Stocks on roller-coaster ride
Major gauges turn lower after crude sets record, erasing gains on economic reports.
NEW YORK (CNNMoney.com) -- Stocks turned lower Wednesday after oil set a record high, erasing gains from economic reports that showed a dip in inflation and a surprise increase in pending home sales.
The tech-heavy Nasdaq composite index (down 14.95 to 2,531.32, Charts) slipped 0.6 percent.
Oil prices rose after the government's weekly report on crude inventories, released a few minutes before schedule, showed a huge drawdown last week. U.S. light crude for September delivery added 14 cents to $78.35 a barrel after reaching a peak of $78.77, according to Reuters.
All three major gauges got off to a rocky start Wednesday on the heels of a stock selloff in the previous session.
But stocks bounced into the black briefly after the Institute for Supply Management reported that nationwide manufacturing activity fell to 53.8. Economists expected the closely watched index to slip to 55.5 for July from 56 in June. But any reading above 50 is a sign of growth in that sector.
And, the National Association of Realtors' pending home sales index jumped 5 percent to 102.4 in June. Economists surveyed by Briefing.com had forecast the index would another slip 0.6 percent after a revised 3.7 percent drop in the May report.
"The markets reflects the news: one minute it's good, one minute it's bad," said Hugh Johnson, chairman of asset management company Johnson Illington Advisors. "The question is what is going to be the impact on the economy and earnings. Will this storm cause a panic or will it dissipate?"
In corporate news, Rupert Murdoch finally won his battle for the publisher of The Wall Street Journal.

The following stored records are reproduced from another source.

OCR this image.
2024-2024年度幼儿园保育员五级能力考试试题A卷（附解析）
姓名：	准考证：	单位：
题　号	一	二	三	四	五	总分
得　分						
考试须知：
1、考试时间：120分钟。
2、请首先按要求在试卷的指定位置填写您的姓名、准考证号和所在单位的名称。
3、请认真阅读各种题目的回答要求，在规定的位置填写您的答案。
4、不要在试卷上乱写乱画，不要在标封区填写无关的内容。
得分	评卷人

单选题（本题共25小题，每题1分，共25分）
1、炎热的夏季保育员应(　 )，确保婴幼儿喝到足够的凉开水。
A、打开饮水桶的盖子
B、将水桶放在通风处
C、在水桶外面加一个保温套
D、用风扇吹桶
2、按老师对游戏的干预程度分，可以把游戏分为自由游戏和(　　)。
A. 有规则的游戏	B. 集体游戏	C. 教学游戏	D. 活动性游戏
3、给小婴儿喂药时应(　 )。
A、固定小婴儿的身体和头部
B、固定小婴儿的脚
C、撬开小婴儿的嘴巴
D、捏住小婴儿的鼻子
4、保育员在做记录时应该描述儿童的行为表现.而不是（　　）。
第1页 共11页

Dow Jones (up $0.79 to $58.17, Charts) agreed to be taken over by News Corp. (up $0.06 to $21.18, Charts) for $5.6 billion.

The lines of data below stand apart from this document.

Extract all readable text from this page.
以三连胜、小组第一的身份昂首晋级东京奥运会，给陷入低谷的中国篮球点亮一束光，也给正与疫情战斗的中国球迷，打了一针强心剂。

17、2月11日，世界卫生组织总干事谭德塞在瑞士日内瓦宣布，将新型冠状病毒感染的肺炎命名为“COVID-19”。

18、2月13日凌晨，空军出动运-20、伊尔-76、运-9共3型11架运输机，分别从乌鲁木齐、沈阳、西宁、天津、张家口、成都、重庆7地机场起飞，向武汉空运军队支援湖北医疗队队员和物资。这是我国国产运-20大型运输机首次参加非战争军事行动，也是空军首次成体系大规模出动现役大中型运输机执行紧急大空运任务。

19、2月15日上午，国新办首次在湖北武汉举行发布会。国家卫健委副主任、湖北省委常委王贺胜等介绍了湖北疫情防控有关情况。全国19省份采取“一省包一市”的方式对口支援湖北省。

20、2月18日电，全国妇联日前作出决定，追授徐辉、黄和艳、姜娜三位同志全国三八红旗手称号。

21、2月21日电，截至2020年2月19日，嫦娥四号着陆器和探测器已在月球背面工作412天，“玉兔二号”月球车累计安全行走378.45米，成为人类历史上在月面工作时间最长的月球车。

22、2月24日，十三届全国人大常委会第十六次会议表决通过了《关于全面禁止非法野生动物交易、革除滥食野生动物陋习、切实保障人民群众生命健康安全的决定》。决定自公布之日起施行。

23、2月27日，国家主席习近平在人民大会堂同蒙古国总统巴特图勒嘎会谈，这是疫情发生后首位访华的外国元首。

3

Time Warner (down $1.63 to $36.59, Charts), which owns CNNMoney.com, reported second-quarter earnings that topped analysts' estimates and said it has authorized an additional $5 billion stock repurchase.
Also on Tuesday, news that a third Bear Stearns (down $3.38 to $117.84, Charts, Fortune 500) hedge fund is reportedly in jeopardy added to jitters. The Wall Street Journal reported Tuesday night that a Bear Stearns fund with about $900 million in mortgage investments is refusing to return investors' money. Shares of the investment bank tumbled 4.5 percent.
U.S. auto sales are on tap for later in the session, with sales tracker Edmunds.com forecasting an 8 percent drop in industrywide sales, with General Motors (down $0.18 to $32.22, Charts, Fortune 500) and Ford (down $0.05 to $8.46, Charts, Fortune 500) both expected to post far larger declines. This could be the first month on record that domestic brands fall below 50 percent of overall U.S. sales.
Treasury prices were little changed with the yield on the benchmark 10-year note at 4.73 percent. Bond prices and yields move in opposite directions.
The dollar gained against the euro and was little changed versus the yen.